When viewing the spectrum of a distant quasar, astronomers typically observe absorption strains coming from the intervening clouds of gasoline. The most outstanding absorption line is the Lyman-alpha line of hydrogen. Indeed, some quasar spectra have a “forest” of Lyman-alpha strains, with every coming from a cloud at a special distance from our Galaxy (or completely different epochs). By inspecting the widths, depths, and different particulars of the road shapes, researchers can extract details about the density, the temperature, and different options of the clouds. This data could be in contrast with the outcomes of cosmological simulations that attempt to reproduce the clumping of matter into galaxies and different large-scale buildings.

Comparisons between forest knowledge and simulations have typically proven good settlement, however a discrepancy seems for comparatively close by gasoline clouds. Observations present that these so-called low redshift clouds produce broader absorption strains than predicted in simulations. “This may be an indication of a particular candidate of dark matter, which is called a dark photon,” says Andrea Caputo from CERN in Switzerland. “This dark photon can inject some energy and heat up the gas, [which makes] the lines a bit broader, in better agreement with the data.”

To discover how this vitality injection would possibly work, Caputo and his colleagues ran cosmic simulations with darkish photons. The principle of darkish photons assumes that the particles can spontaneously flip into regular photons with some small chance, however this conversion could be enhanced when darkish photons enter an ionized gasoline satisfying a resonance situation. The situation quantities to the gasoline having a sure density, which is decided by the darkish photon’s mass. If an intergalactic cloud has this density, then the odd photons generated by the resonance conversion will warmth the gasoline.

Caputo stresses {that a} cloud’s density modifications over time, so the resonance situation can be met for under a sure time frame.
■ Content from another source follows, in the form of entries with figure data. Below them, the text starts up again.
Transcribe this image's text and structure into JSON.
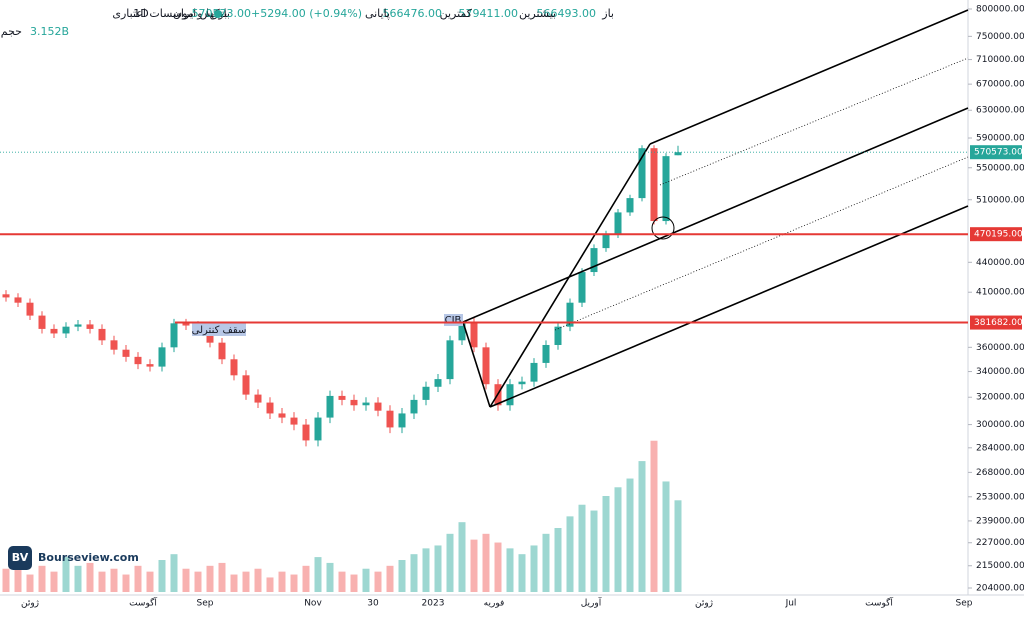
{
  "header": {
    "exchange": "بورس ایران",
    "interval": "1D",
    "symbol": "بانکها و موسسات اعتباری",
    "open_label": "باز",
    "open": "566493.00",
    "high_label": "بیشترین",
    "high": "579411.00",
    "low_label": "کمترین",
    "low": "566476.00",
    "close_label": "پایانی",
    "close": "570573.00+5294.00 (+0.94%)",
    "volume_label": "حجم",
    "volume": "3.152B"
  },
  "watermark": "Bourseview.com",
  "chart_data": {
    "type": "candlestick",
    "log_scale": true,
    "ylim": [
      204000,
      800000
    ],
    "yticks": [
      {
        "value": 800000,
        "label": "800000.00"
      },
      {
        "value": 750000,
        "label": "750000.00"
      },
      {
        "value": 710000,
        "label": "710000.00"
      },
      {
        "value": 670000,
        "label": "670000.00"
      },
      {
        "value": 630000,
        "label": "630000.00"
      },
      {
        "value": 590000,
        "label": "590000.00"
      },
      {
        "value": 550000,
        "label": "550000.00"
      },
      {
        "value": 510000,
        "label": "510000.00"
      },
      {
        "value": 440000,
        "label": "440000.00"
      },
      {
        "value": 410000,
        "label": "410000.00"
      },
      {
        "value": 360000,
        "label": "360000.00"
      },
      {
        "value": 340000,
        "label": "340000.00"
      },
      {
        "value": 320000,
        "label": "320000.00"
      },
      {
        "value": 300000,
        "label": "300000.00"
      },
      {
        "value": 284000,
        "label": "284000.00"
      },
      {
        "value": 268000,
        "label": "268000.00"
      },
      {
        "value": 253000,
        "label": "253000.00"
      },
      {
        "value": 239000,
        "label": "239000.00"
      },
      {
        "value": 227000,
        "label": "227000.00"
      },
      {
        "value": 215000,
        "label": "215000.00"
      },
      {
        "value": 204000,
        "label": "204000.00"
      }
    ],
    "x_labels": [
      "ژوئن",
      "آگوست",
      "Sep",
      "Nov",
      "30",
      "2023",
      "فوریه",
      "آوریل",
      "ژوئن",
      "Jul",
      "آگوست",
      "Sep"
    ],
    "up_color": "#26a69a",
    "down_color": "#ef5350",
    "open": [
      408000,
      405000,
      400000,
      388000,
      376000,
      372000,
      378000,
      380000,
      376000,
      366000,
      358000,
      352000,
      346000,
      344000,
      360000,
      381000,
      379000,
      374000,
      364000,
      350000,
      337000,
      322000,
      316000,
      308000,
      305000,
      300000,
      289000,
      305000,
      321000,
      318000,
      314000,
      316000,
      310000,
      298000,
      308000,
      318000,
      328000,
      334000,
      366000,
      382000,
      360000,
      330000,
      314000,
      330000,
      332000,
      347000,
      362000,
      378000,
      400000,
      430000,
      455000,
      470000,
      495000,
      512000,
      576000,
      485000,
      566493
    ],
    "high": [
      412000,
      409000,
      404000,
      392000,
      380000,
      382000,
      384000,
      384000,
      380000,
      370000,
      362000,
      356000,
      350000,
      364000,
      385000,
      385000,
      383000,
      378000,
      368000,
      354000,
      341000,
      326000,
      320000,
      312000,
      309000,
      304000,
      309000,
      325000,
      325000,
      322000,
      320000,
      320000,
      314000,
      312000,
      322000,
      332000,
      338000,
      370000,
      386000,
      386000,
      364000,
      334000,
      334000,
      336000,
      351000,
      366000,
      382000,
      404000,
      434000,
      459000,
      474000,
      499000,
      516000,
      580000,
      580000,
      569279,
      579411
    ],
    "low": [
      401000,
      396000,
      384000,
      372000,
      368000,
      368000,
      374000,
      372000,
      362000,
      354000,
      348000,
      342000,
      340000,
      340000,
      356000,
      375000,
      370000,
      360000,
      346000,
      333000,
      318000,
      312000,
      304000,
      301000,
      296000,
      285000,
      285000,
      301000,
      314000,
      310000,
      310000,
      306000,
      294000,
      294000,
      304000,
      314000,
      324000,
      330000,
      362000,
      356000,
      326000,
      310000,
      310000,
      326000,
      328000,
      343000,
      358000,
      374000,
      396000,
      426000,
      451000,
      466000,
      491000,
      508000,
      481000,
      481000,
      566476
    ],
    "close": [
      405000,
      400000,
      388000,
      376000,
      372000,
      378000,
      380000,
      376000,
      366000,
      358000,
      352000,
      346000,
      344000,
      360000,
      381000,
      379000,
      374000,
      364000,
      350000,
      337000,
      322000,
      316000,
      308000,
      305000,
      300000,
      289000,
      305000,
      321000,
      318000,
      314000,
      316000,
      310000,
      298000,
      308000,
      318000,
      328000,
      334000,
      366000,
      382000,
      360000,
      330000,
      314000,
      330000,
      332000,
      347000,
      362000,
      378000,
      400000,
      430000,
      455000,
      470000,
      495000,
      512000,
      576000,
      485000,
      565279,
      570573
    ],
    "volume": [
      800000000,
      1100000000,
      600000000,
      900000000,
      700000000,
      1200000000,
      900000000,
      1000000000,
      700000000,
      800000000,
      600000000,
      900000000,
      700000000,
      1100000000,
      1300000000,
      800000000,
      700000000,
      900000000,
      1000000000,
      600000000,
      700000000,
      800000000,
      500000000,
      700000000,
      600000000,
      900000000,
      1200000000,
      1000000000,
      700000000,
      600000000,
      800000000,
      700000000,
      900000000,
      1100000000,
      1300000000,
      1500000000,
      1600000000,
      2000000000,
      2400000000,
      1800000000,
      2000000000,
      1700000000,
      1500000000,
      1300000000,
      1600000000,
      2000000000,
      2200000000,
      2600000000,
      3000000000,
      2800000000,
      3300000000,
      3600000000,
      3900000000,
      4500000000,
      5200000000,
      3800000000,
      3152000000
    ],
    "vlim": [
      0,
      5500000000
    ],
    "levels": [
      {
        "value": 570573,
        "label": "570573.00",
        "color": "#26a69a",
        "style": "dotted"
      },
      {
        "value": 470195,
        "label": "470195.00",
        "color": "#e53935",
        "style": "solid"
      },
      {
        "value": 381682,
        "label": "381682.00",
        "color": "#e53935",
        "style": "solid"
      }
    ],
    "annotations": [
      "سقف کنترلی",
      "CIB"
    ]
  }
}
This time-dependent heating is exclusive to darkish photons, as different proposed varieties of heat-producing darkish matter, reminiscent of those who decay or annihilate, are anticipated to be “switched on” on a regular basis. However, fashions of steady heating are constrained by different cosmological observations, such because the cosmic microwave background, which don’t present indicators of unexplained heating.
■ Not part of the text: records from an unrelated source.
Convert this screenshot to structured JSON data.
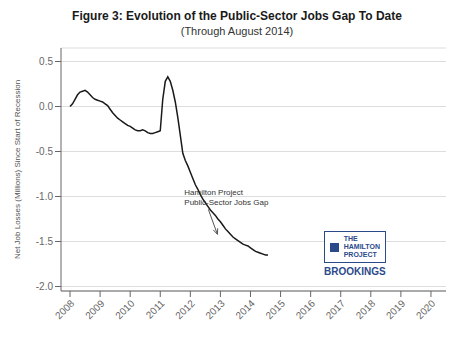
{
  "chart_data": {
    "type": "line",
    "title": "Figure 3: Evolution of the Public-Sector Jobs Gap To Date",
    "subtitle": "(Through August 2014)",
    "y_label": "Net Job Losses (Millions) Since Start of Recession",
    "xlim": [
      2007.7,
      2020.5
    ],
    "xticks": [
      2008,
      2009,
      2010,
      2011,
      2012,
      2013,
      2014,
      2015,
      2016,
      2017,
      2018,
      2019,
      2020
    ],
    "ylim": [
      -2.05,
      0.65
    ],
    "yticks": [
      0.5,
      {
        "value": 0.0,
        "label": "0.0"
      },
      -0.5,
      {
        "value": -1.0,
        "label": "-1.0"
      },
      -1.5,
      {
        "value": -2.0,
        "label": "-2.0"
      }
    ],
    "grid": "y",
    "color": "#1a1a1a",
    "x": [
      2008.0,
      2008.083,
      2008.167,
      2008.25,
      2008.333,
      2008.417,
      2008.5,
      2008.583,
      2008.667,
      2008.75,
      2008.833,
      2008.917,
      2009.0,
      2009.083,
      2009.167,
      2009.25,
      2009.333,
      2009.417,
      2009.5,
      2009.583,
      2009.667,
      2009.75,
      2009.833,
      2009.917,
      2010.0,
      2010.083,
      2010.167,
      2010.25,
      2010.333,
      2010.417,
      2010.5,
      2010.583,
      2010.667,
      2010.75,
      2010.833,
      2010.917,
      2011.0,
      2011.083,
      2011.167,
      2011.25,
      2011.333,
      2011.417,
      2011.5,
      2011.583,
      2011.667,
      2011.75,
      2011.833,
      2011.917,
      2012.0,
      2012.083,
      2012.167,
      2012.25,
      2012.333,
      2012.417,
      2012.5,
      2012.583,
      2012.667,
      2012.75,
      2012.833,
      2012.917,
      2013.0,
      2013.083,
      2013.167,
      2013.25,
      2013.333,
      2013.417,
      2013.5,
      2013.583,
      2013.667,
      2013.75,
      2013.833,
      2013.917,
      2014.0,
      2014.083,
      2014.167,
      2014.25,
      2014.333,
      2014.417,
      2014.5,
      2014.583
    ],
    "values": [
      0.0,
      0.03,
      0.08,
      0.13,
      0.16,
      0.17,
      0.18,
      0.16,
      0.13,
      0.1,
      0.08,
      0.07,
      0.06,
      0.05,
      0.03,
      0.01,
      -0.03,
      -0.07,
      -0.1,
      -0.13,
      -0.15,
      -0.17,
      -0.19,
      -0.21,
      -0.22,
      -0.24,
      -0.26,
      -0.27,
      -0.27,
      -0.26,
      -0.27,
      -0.29,
      -0.3,
      -0.3,
      -0.29,
      -0.28,
      -0.27,
      0.08,
      0.28,
      0.33,
      0.28,
      0.18,
      0.05,
      -0.12,
      -0.32,
      -0.52,
      -0.6,
      -0.66,
      -0.73,
      -0.8,
      -0.87,
      -0.92,
      -0.98,
      -1.03,
      -1.07,
      -1.11,
      -1.15,
      -1.18,
      -1.21,
      -1.25,
      -1.28,
      -1.32,
      -1.36,
      -1.39,
      -1.42,
      -1.45,
      -1.47,
      -1.49,
      -1.51,
      -1.53,
      -1.54,
      -1.55,
      -1.57,
      -1.59,
      -1.61,
      -1.62,
      -1.63,
      -1.64,
      -1.65,
      -1.65
    ],
    "annotations": [
      {
        "text": "Hamilton Project\nPublic-Sector Jobs Gap",
        "x": 2012.9,
        "y": -1.42,
        "text_x": 2011.8,
        "text_y": -1.02
      },
      {
        "text": "THE"
      },
      {
        "text": "HAMILTON"
      },
      {
        "text": "PROJECT"
      },
      {
        "text": "BROOKINGS"
      }
    ]
  }
}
The simulations of Caputo and colleagues recommend that darkish photons with a particularly small mass of round 10−14 eV/c2 (roughly 1019 occasions smaller than the electron mass) would resonantly convert to photons in low-redshift Lyman-alpha clouds. This conversion would inject between 5 and seven eV of vitality per hydrogen atom into the gasoline, sufficient to account for the observations.

In addition, the group predicts that dark-photon heating may need occurred at increased redshift, however solely in so-called under-dense clouds, which prior to now had increased densities—doubtlessly excessive sufficient to satisfy the resonance situation. The group is at the moment operating simulations to see if this predicted heating would agree with observations of high-redshift clouds.

However, unique darkish matter physics fashions will not be required to elucidate the Lyman-alpha knowledge, says astrophysicist Blakesley Burkhart from Rutgers University in New Jersey. She says darkish photons are an thrilling risk, however researchers haven’t but dominated out extra standard heating sources, reminiscent of supermassive black gap jets on the facilities of galaxies, often known as energetic galactic nuclei.

Sam Witte—a cosmologist from the University of Amsterdam—agrees that the darkish photon clarification is extra speculative than different eventualities, however he thinks the researchers have made a convincing case with testable predictions. “Should future studies exclude conventional astrophysical explanations, it is compelling to consider the possibility that we might be observing the first nongravitational imprint of dark matter,” he says.

–Michael Schirber

Michael Schirber is a Corresponding Editor for Physics Magazine primarily based in Lyon, France.

## References

1. J. S. Bolton et al., “Comparison of low-redshift Lyman-
$𝛼$

forest observations to hydrodynamical simulations with dark photon dark matter,” Phys. Rev. Lett. 129, 211102 (2022).